De la Consejería de Cultura, que como dije, nada se ha sabido en los medios y tampoco de las dos asociaciones de teatro y danza -que reúnen alrededor de 50 compañías-, para algunos artistas consultados tanto silencio algo da que pensar en incompetencias, adocenamientos y sospechas de esas atmósferas repugnantes en donde medran bastantes con un grado máximo de vileza ética y estética. Sólo en la última semana apareció un manifiesto firmado por la cantante Pilar Boyero en representación de cien empresas musicales de ocio y cultura, dirigido a Fernández Vara y a las instituciones culturales, con una serie de medidas urgentes de contingencia para atajar la crisis. Tal vez, porque pocos días antes diversos representantes de empresas del espectáculo tuvieron una reunión telemática con la consejera de Cultura y la directora de las Artes Escénicas, resultando la entrevista un caos total, en la que no se llegó a ninguna conclusión. La consejera, que se fue antes de terminar el debate, dando a entender que sobre de las propuestas sugeridas -que fueron muchas y muy diferentes- tenía que hablar antes con el ministro (que había citado a los responsables culturales de las comunidades) para tomar sus decisiones. O sea, dando largas a más semanas de preocupante inacción y los artistas sin saber todavía si recibirán el oxígeno económico con urgencia.

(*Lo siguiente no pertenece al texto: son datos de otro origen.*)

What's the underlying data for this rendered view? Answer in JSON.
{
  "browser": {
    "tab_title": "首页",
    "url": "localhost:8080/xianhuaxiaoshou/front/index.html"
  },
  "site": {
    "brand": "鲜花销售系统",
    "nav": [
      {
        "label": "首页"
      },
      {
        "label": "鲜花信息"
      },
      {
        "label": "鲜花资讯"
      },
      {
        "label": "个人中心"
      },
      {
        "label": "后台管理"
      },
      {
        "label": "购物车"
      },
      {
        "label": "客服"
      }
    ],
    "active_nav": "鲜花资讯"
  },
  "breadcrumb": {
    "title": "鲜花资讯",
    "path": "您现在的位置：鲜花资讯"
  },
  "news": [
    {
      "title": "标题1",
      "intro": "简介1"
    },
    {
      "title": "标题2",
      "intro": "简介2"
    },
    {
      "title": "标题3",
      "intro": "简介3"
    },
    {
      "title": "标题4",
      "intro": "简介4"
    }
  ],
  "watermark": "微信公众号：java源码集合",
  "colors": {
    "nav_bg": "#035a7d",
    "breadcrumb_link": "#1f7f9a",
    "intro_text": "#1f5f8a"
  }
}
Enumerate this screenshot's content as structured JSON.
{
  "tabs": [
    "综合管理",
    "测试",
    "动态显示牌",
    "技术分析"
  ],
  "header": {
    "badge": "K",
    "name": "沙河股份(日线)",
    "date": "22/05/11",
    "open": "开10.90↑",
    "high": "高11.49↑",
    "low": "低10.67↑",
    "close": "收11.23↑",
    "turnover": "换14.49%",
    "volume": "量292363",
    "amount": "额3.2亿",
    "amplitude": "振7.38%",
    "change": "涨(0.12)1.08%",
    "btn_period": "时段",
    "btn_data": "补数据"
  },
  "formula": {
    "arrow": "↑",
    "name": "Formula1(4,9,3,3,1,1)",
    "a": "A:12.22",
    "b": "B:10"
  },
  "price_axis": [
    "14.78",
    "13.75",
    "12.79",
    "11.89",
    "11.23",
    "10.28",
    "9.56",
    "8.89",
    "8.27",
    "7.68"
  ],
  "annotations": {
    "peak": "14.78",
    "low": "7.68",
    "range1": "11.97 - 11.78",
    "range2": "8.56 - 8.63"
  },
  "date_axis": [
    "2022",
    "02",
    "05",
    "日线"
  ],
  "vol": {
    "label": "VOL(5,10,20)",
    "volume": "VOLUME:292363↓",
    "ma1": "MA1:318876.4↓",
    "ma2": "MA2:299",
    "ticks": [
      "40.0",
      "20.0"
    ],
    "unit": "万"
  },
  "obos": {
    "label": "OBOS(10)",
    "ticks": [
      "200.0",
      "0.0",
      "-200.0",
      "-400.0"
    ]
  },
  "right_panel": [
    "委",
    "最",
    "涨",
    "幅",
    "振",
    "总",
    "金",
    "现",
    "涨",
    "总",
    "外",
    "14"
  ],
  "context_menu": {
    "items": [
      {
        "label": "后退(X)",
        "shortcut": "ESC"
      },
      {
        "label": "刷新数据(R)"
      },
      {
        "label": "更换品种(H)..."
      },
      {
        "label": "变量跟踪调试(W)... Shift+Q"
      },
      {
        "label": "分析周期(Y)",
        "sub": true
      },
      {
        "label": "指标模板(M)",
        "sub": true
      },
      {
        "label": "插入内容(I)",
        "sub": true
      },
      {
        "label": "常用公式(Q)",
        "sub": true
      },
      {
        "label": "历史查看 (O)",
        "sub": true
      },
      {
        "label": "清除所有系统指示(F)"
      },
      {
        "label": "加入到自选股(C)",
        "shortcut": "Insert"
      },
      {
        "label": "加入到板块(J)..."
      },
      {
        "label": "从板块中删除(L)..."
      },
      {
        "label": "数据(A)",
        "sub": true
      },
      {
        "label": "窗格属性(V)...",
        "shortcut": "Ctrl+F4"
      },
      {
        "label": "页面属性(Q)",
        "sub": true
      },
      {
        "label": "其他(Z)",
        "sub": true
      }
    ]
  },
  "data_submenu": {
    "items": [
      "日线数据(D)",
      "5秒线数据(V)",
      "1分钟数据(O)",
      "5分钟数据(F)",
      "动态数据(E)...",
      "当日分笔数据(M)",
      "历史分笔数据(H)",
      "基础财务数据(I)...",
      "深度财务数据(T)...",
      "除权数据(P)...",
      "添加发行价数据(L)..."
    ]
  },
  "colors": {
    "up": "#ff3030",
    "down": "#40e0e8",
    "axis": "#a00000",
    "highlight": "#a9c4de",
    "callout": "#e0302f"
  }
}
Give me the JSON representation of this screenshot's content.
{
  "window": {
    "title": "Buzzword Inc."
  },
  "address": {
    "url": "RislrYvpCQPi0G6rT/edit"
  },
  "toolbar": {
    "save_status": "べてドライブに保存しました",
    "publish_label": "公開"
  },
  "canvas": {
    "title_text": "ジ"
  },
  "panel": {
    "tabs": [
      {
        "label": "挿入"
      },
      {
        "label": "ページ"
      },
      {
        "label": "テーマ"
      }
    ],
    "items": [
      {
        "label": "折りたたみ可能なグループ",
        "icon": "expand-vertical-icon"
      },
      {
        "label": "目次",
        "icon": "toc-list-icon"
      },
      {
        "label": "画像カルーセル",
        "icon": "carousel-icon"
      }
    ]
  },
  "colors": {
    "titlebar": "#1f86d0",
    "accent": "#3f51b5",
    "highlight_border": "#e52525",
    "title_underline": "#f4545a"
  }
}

Hasta el último día de abril, la Consejería de Cultura ha seguido sin reaccionar. Y uno se pregunta: ¿Qué piensa hacer con el presupuesto cultural aprobado que nada tiene que ver con el ministro? En estos dos meses de pandemia, no se ha entendido la actuación silenciosa de las responsables culturales de esta institución (que son servidoras públicas, según les recordó Vara el día de su investidura). Como no se entiende que el presupuesto de Cultura, que fue creado para fomentar el trabajo de los artistas profesionales, no haya utilizado en estos momentos tan críticos. Y estén ahí sin hacer nada eficaz, cobrando y mandando, los políticos culturales y funcionarios que no funcionan. Ante esta gran ironía, de que sean los artistas los que injustamente no reciban nada, la Consejería de Cultura debería desaparecer hasta que termine el confinamiento y se pueda reanudar la actividad cultural.